Au matin, mon chien profite de mon inattention pour se repaître de la flaque de vomi qui se trouve à l’endroit où se tenait la femme en détresse. Voici donc la cause de la gêne de sa mère. On a souvent un peu honte lorsque l’un de ses proches vomit en public. Non pas de lui, mais de se trouver démuni. J’ai ressenti la même chose lorsque Barbara vomissait devant l’aéroport de Naples. Je ne l’avais pas pour autant abandonnée, mais des militaires en armes ont su l’assister mieux que je ne l’aurais fait.


Dans l’édition de Barbara des Mots de Jean-Paul Sartre, cette note de lecture rédigée à quatorze ans : « Une âme de gamin, de sale gosse égocentrique, geignard et insatisfait, pour raconter ses déceptions de gamin, son stupide orgueil mal placé de paranoïaque crétin. Chiant et peu instructif. 8/12/90. »
J’admire encore la clairvoyance de l’adolescente Barbara, qui pensait si jeune ce que je pense désormais si vieux au sujet de cette baudruche de Sartre après l’avoir adulé du temps de mon immaturité, lorsque j’apprends que Sasha, prenant connaissance de la liste des lectures conseillées pour son entrée en hypokhâgne, se serait écriée : Oh pour celui-là c’est bon, il y a un film.
Une seule génération.
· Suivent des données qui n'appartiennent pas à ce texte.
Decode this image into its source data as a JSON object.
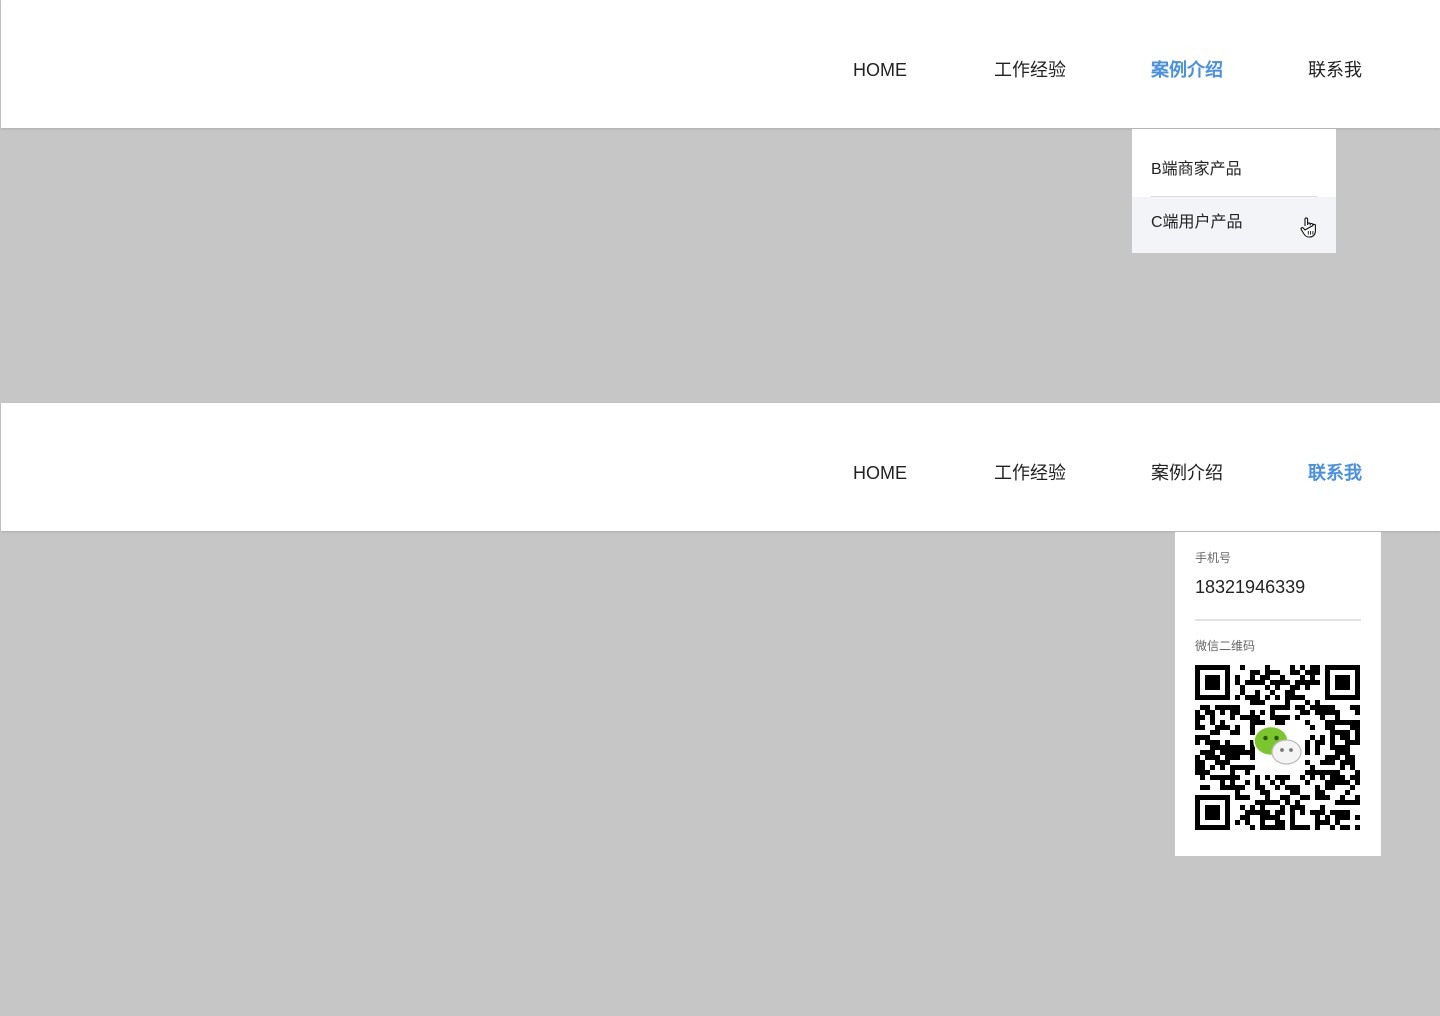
{
  "nav": {
    "home": "HOME",
    "work": "工作经验",
    "cases": "案例介绍",
    "contact": "联系我"
  },
  "accent_color": "#4a90e2",
  "top_state": {
    "active_item": "cases",
    "dropdown": {
      "items": [
        {
          "label": "B端商家产品",
          "hovered": false
        },
        {
          "label": "C端用户产品",
          "hovered": true
        }
      ]
    }
  },
  "bottom_state": {
    "active_item": "contact",
    "contact_panel": {
      "phone_label": "手机号",
      "phone": "18321946339",
      "qr_label": "微信二维码",
      "qr_icon": "wechat-qr-code"
    }
  }
}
Il aura suffi d’une seule génération. Certes, elle aura bénéficié de complicités politiques et pédagogiques. J’imagine qu’il y aura un film sur le sujet ; l’intrigue n’en sera pas trop complexe afin de n’égarer personne.


Aucune espadrille, quelle que soit sa marque, quel que soit son prix, quel que soit l’endroit du monde où je l’achète, n’épouse jamais convenablement la forme de mon pied gauche. Et pourtant, je m’entête, car je sais l’élégance de certaines espadrilles. J’adopte alors pour quelques temps une démarche semi-glissante, ridicule et inconfortable, puis cette nouvelle paire rejoint au placard toutes les autres espadrilles, gauches ineptes et droites niées dans leur essence, réunies dans leur inutilité.


Je pratique beaucoup la gneugneuthérapie. Cette technique de soins, que j’ai mise au point, mais qui continue d’évoluer, car aucune pratique ne saurait rester figée, consiste à répondre gneugneugneu à toute personne disant des choses ineptes, ou à commenter ainsi, à haute voix, bien que pour pour soi-même, toute lecture, tout propos débile : gneugneugneu. Le pratiquant devra laisser monter de ses tréfonds cette force qui trouvera à s’exprimer d’une voix grave : gneugneugneu, il devra en sentir les vibrations ancestrales dans son être : gneugneugneu, car ce gneugneugneu n’est pas différent du om sanskrit : il est le son original, primordial. La gneugneuthérapie ne soulage pas son seul pratiquant : elle soigne aussi le monde en stoppant à la source le déversement de la bêtise.
Pour certains, dont je suis, elle est aussi un art martial.